A Mission Statement for America
A New Series. America has not been this dangerously divided in many years, and the myths that in the past have held us together and shaped our identity as a people are no longer working. Instead, we have become an angry country where, in the words of W.B. Yeats, “everywhere the ceremony of innocence is drowned” and our public discourse is passionate, poisoned and dangerously illiterate.
It seems a good time to try to rebuild a national myth – or at least come up with a mission statement – that could help unify us. It's not a new idea: Here are four examples from our history:
- In 1630 John Winthrop admonished his Puritan followers that “we must consider that we shall be as a city upon a hill.
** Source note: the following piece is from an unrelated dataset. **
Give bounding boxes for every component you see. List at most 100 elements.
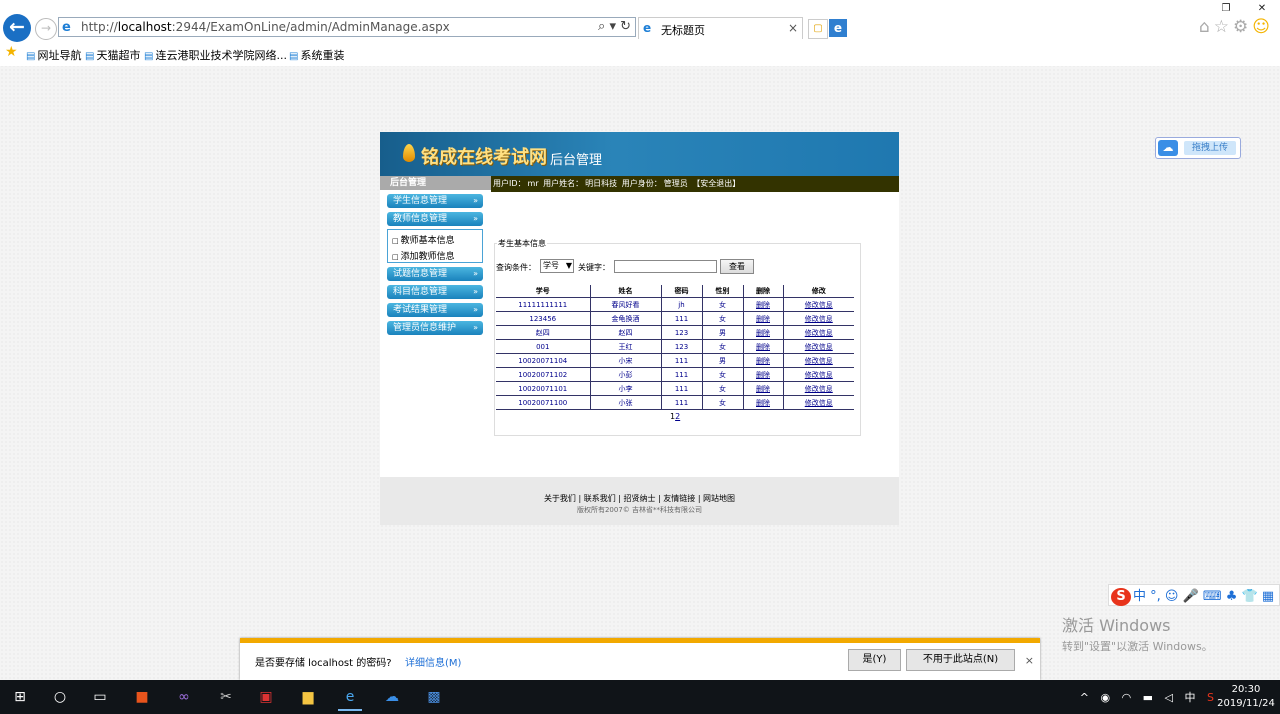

The eyes of all people are upon us, . . . we must be knit together, in this work, as one man.”
- A century and a half later, the framers looked out over a far different America and wrote these words: “We hold these truths to be self-evident, that all men are created equal, that they are endowed by their creator with certain unalienable rights, that among these are life, liberty and the pursuit of happiness.”
- At Gettysburg, Abraham Lincoln pointed to “the great task remaining before us – that this nation, under God, shall have a new birth of freedom – and that government of the people, by the people, for the people, shall not perish from the earth.”
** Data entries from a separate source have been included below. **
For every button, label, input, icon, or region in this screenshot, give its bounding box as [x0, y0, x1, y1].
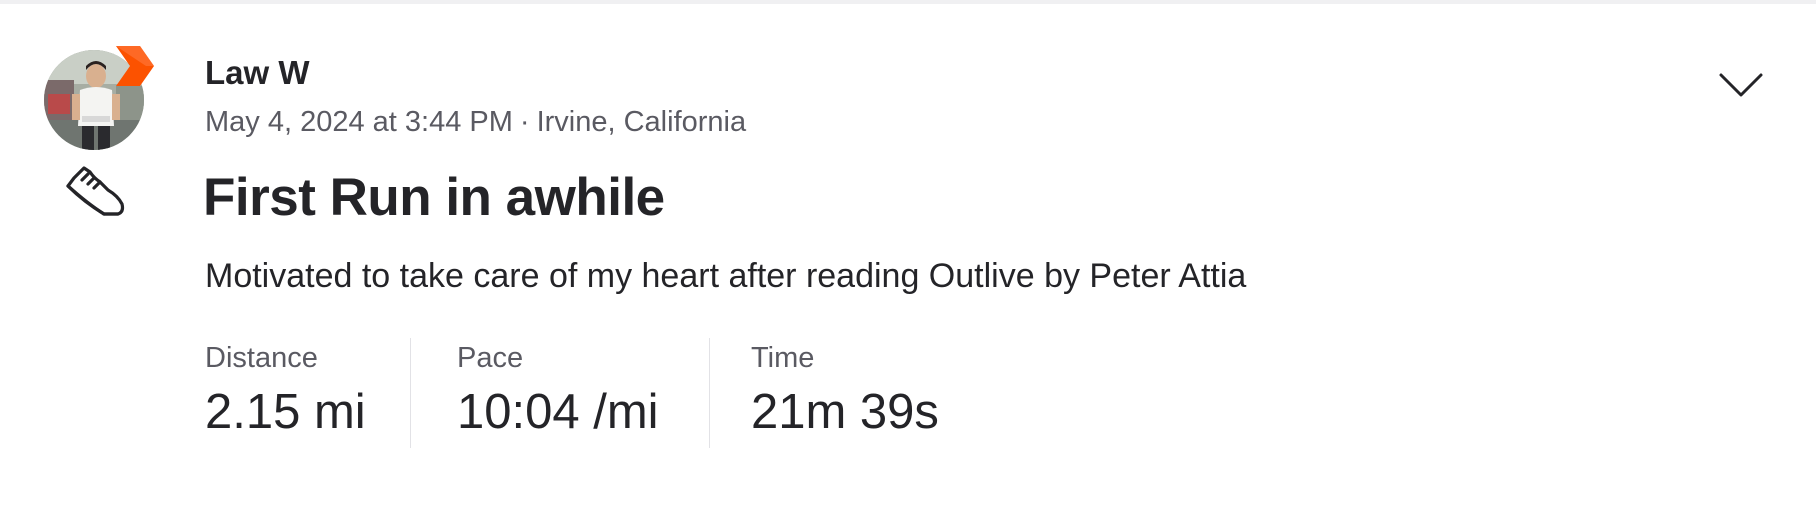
stat-divider — [709, 338, 710, 448]
running-shoe-icon — [66, 166, 125, 216]
activity-meta: May 4, 2024 at 3:44 PM · Irvine, Californi… — [205, 106, 746, 139]
stat-time: Time 21m 39s — [709, 338, 949, 448]
activity-date-time: May 4, 2024 at 3:44 PM — [205, 106, 513, 138]
activity-title[interactable]: First Run in awhile — [203, 167, 665, 228]
stat-value: 21m 39s — [751, 385, 939, 439]
stat-label: Pace — [457, 342, 524, 374]
athlete-avatar-link[interactable] — [44, 44, 156, 154]
chevron-down-icon[interactable] — [1718, 70, 1764, 100]
activity-location: Irvine, California — [536, 106, 747, 138]
activity-description: Motivated to take care of my heart after… — [205, 257, 1247, 295]
stat-label: Time — [751, 342, 815, 374]
strava-subscriber-badge-icon — [116, 46, 154, 86]
stat-value: 2.15 mi — [205, 385, 366, 439]
stat-distance: Distance 2.15 mi — [205, 338, 410, 448]
stat-divider — [410, 338, 411, 448]
athlete-name[interactable]: Law W — [205, 54, 310, 92]
stat-pace: Pace 10:04 /mi — [410, 338, 709, 448]
stat-value: 10:04 /mi — [457, 385, 659, 439]
activity-card: Law W May 4, 2024 at 3:44 PM · Irvine, Cal… — [0, 4, 1816, 518]
activity-stats: Distance 2.15 mi Pace 10:04 /mi Time 21m… — [205, 338, 949, 448]
meta-separator: · — [519, 106, 530, 138]
stat-label: Distance — [205, 342, 318, 374]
- And a century later, Martin Luther King, Jr., said beneath Lincoln’s monument: “When we let [freedom] ring from every village and every hamlet, from every state and every city, we will be able to speed up that day when all of God's children, black men and white men, Jews and Gentiles, Protestants and Catholics, will be able to join hands and sing in the words of the old Negro spiritual: Free at last! Free at last! Thank God Almighty, we are free at last!”
Each of these statements builds on the ones that came before, and each came as the community faced a time of crisis and great fear. As I will try to show in my next post, each sought to reiterate the essence of the American experience – of “American exceptionalism,” if you will – and, more importantly, to expand the definition of our American community to include those who had been left out.
In these days of the great unraveling, we need to restate who we are as a people and build a more inclusive community.